My father is nothing if not enthusiastic about his sons. He doesn’t understand us, but he’s always proud of us.

“I’ll call Dmitri and check up on him, make sure he’s remembering to sleep and eat. But we’re almost to my PT appointment, Dad, I’d better go.”

We end the call and I sigh as I lean back against the leather seats. I’m tired of battling my father. And while I love him, the fact is that he’s never understood me, and isn’t too great at listening to me. He’s Russian, so of course he supported me when I played hockey, but the rest of the time he bulldozed through whatever wishes or hopes I might have had. He spent the majority of my childhood at work, building the corporation that he is determined Dmitri and I will take over, though neither one of us wants it. Him, because he loves his art and his freedom—me, because I know how our mother died.

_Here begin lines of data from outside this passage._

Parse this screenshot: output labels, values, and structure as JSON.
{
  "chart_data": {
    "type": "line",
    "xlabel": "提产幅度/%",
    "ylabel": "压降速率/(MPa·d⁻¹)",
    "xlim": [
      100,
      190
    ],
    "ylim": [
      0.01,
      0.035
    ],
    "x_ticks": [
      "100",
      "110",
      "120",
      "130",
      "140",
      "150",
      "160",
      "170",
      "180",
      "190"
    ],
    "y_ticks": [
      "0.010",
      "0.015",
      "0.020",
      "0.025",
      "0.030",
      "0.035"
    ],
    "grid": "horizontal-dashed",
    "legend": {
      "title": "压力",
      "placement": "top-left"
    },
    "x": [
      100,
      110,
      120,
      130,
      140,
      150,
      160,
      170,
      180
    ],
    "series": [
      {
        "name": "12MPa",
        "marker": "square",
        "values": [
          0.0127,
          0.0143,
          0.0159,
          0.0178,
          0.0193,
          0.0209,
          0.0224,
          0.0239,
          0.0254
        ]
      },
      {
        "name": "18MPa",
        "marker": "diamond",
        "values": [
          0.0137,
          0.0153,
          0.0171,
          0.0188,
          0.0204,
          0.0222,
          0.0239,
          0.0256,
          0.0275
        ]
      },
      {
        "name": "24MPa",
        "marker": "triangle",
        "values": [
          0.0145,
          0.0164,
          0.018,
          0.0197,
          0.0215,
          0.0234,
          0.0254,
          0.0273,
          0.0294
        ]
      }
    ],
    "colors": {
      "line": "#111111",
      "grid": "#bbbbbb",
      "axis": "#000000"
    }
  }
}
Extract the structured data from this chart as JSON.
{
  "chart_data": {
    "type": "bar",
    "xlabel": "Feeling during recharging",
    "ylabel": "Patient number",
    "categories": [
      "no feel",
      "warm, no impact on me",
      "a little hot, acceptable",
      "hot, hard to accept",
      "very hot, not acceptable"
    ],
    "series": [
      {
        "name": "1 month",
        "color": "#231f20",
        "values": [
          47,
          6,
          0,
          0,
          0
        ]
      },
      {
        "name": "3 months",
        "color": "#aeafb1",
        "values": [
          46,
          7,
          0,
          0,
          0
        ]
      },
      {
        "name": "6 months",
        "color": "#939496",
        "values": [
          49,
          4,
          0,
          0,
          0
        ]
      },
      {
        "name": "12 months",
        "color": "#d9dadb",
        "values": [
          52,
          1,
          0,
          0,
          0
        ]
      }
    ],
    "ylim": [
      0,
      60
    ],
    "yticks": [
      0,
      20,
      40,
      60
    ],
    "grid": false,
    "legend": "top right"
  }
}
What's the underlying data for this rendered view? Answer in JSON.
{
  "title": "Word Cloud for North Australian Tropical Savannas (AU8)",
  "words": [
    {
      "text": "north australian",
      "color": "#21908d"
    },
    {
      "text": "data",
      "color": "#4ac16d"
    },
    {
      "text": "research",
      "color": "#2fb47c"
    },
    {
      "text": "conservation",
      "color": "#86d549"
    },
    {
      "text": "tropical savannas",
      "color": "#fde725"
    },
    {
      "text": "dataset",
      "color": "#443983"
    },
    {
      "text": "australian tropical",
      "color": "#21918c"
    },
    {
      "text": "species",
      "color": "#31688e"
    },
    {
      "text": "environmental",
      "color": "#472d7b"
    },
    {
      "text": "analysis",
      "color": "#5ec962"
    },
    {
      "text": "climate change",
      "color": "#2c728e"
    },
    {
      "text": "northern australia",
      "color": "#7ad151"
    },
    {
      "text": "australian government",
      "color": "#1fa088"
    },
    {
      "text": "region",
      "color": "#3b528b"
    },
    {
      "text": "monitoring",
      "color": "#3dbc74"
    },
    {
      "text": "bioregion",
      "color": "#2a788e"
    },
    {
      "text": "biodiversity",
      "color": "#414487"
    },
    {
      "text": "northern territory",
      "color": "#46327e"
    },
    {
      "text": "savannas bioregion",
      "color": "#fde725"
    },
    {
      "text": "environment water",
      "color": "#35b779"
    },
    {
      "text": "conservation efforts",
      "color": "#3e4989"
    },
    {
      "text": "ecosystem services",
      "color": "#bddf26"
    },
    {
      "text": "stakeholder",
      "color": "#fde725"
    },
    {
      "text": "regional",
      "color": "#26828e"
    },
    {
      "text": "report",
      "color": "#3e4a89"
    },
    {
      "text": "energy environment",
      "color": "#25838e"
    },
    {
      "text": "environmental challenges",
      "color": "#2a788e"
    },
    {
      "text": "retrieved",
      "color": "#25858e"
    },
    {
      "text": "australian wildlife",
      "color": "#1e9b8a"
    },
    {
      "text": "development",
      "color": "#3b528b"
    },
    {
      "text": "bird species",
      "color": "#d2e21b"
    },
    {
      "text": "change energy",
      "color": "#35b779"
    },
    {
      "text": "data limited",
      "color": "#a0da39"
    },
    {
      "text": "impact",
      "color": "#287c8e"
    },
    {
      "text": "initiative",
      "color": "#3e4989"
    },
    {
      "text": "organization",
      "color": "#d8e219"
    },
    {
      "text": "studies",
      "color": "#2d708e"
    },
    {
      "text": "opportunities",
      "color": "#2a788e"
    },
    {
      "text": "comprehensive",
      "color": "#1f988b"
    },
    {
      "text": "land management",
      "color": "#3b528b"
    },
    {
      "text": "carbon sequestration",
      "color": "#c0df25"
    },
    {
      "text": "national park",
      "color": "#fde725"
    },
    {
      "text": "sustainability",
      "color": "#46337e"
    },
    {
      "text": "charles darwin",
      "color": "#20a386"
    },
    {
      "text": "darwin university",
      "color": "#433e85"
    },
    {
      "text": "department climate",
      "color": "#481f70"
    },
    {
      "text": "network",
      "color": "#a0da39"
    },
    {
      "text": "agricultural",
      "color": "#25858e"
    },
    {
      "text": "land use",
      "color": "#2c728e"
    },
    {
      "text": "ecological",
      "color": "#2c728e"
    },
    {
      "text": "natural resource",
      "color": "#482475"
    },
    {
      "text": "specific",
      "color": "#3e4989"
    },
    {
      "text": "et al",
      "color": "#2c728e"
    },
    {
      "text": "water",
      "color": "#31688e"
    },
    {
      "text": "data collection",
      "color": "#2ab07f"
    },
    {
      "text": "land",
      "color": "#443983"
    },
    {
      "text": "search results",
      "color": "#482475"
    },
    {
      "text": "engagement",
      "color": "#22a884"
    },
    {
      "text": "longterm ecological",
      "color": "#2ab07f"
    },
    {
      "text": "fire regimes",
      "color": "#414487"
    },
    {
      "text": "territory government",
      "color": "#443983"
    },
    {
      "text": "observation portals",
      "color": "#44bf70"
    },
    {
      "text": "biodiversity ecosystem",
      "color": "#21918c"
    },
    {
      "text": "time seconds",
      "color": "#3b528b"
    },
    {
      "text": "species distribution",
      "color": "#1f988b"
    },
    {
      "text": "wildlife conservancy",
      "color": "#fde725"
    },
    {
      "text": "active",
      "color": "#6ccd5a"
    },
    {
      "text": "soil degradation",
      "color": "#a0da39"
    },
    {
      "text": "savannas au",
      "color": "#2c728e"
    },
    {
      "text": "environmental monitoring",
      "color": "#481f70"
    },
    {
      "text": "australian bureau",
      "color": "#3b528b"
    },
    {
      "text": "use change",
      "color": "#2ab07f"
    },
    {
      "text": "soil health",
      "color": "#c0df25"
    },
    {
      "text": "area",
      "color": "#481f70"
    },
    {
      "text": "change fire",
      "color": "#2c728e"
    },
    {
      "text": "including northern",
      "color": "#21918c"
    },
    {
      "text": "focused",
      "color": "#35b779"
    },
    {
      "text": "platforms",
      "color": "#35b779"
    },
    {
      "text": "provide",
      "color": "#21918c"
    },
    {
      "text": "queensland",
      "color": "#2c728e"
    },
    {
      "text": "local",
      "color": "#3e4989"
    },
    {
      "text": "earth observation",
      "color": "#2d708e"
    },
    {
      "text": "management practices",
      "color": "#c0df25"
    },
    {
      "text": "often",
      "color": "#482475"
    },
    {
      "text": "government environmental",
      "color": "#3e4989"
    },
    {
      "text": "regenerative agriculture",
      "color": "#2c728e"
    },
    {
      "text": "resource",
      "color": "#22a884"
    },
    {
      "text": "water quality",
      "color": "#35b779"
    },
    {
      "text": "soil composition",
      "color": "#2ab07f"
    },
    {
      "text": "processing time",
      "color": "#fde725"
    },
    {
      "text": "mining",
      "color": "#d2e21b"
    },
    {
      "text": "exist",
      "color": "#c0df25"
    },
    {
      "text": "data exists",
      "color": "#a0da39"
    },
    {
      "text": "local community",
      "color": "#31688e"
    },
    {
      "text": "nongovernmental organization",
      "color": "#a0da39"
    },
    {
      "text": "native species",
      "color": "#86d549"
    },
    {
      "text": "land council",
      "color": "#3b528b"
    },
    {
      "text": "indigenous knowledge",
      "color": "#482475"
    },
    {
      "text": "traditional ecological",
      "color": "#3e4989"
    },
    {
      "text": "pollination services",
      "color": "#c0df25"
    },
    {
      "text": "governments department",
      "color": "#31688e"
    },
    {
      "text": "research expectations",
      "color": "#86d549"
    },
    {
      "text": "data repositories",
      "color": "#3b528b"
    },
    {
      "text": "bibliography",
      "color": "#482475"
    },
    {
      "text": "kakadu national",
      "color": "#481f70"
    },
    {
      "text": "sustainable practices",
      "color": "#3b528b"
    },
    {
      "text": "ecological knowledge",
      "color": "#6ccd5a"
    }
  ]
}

Dmitri is too young to remember the days when our mother was alive. What things were like when she was still functional, before the constant tastings and corporate cocktail parties, and free samples of booze took hold of her and ate away at her soul until she was nothing but a shell of a human being.

But while Dmitri doesn’t remember, I do, and because of it, alcohol is the very last business I will ever work in. I have, in fact, refused to take money from my father at all since I entered the draft and went into the NHL my senior year in college. It all sits in a massive trust fund for me anyway.

But without hockey, who am I, and what am I doing with the rest of my life? It’s a question that haunts me day in and day out, and one that spreads a blanket of darkness over my soul. Because the idea of spending the next forty some odd years sitting in an office in the Petrovich building crushes me. Absolutely and completely crushes me. I can’t imagine anything more soul sucking, mind numbing, and heart wrenching than a corporate life at Petrovich Vodka.

Unfortunately, I don’t have another plan. And my time is running out.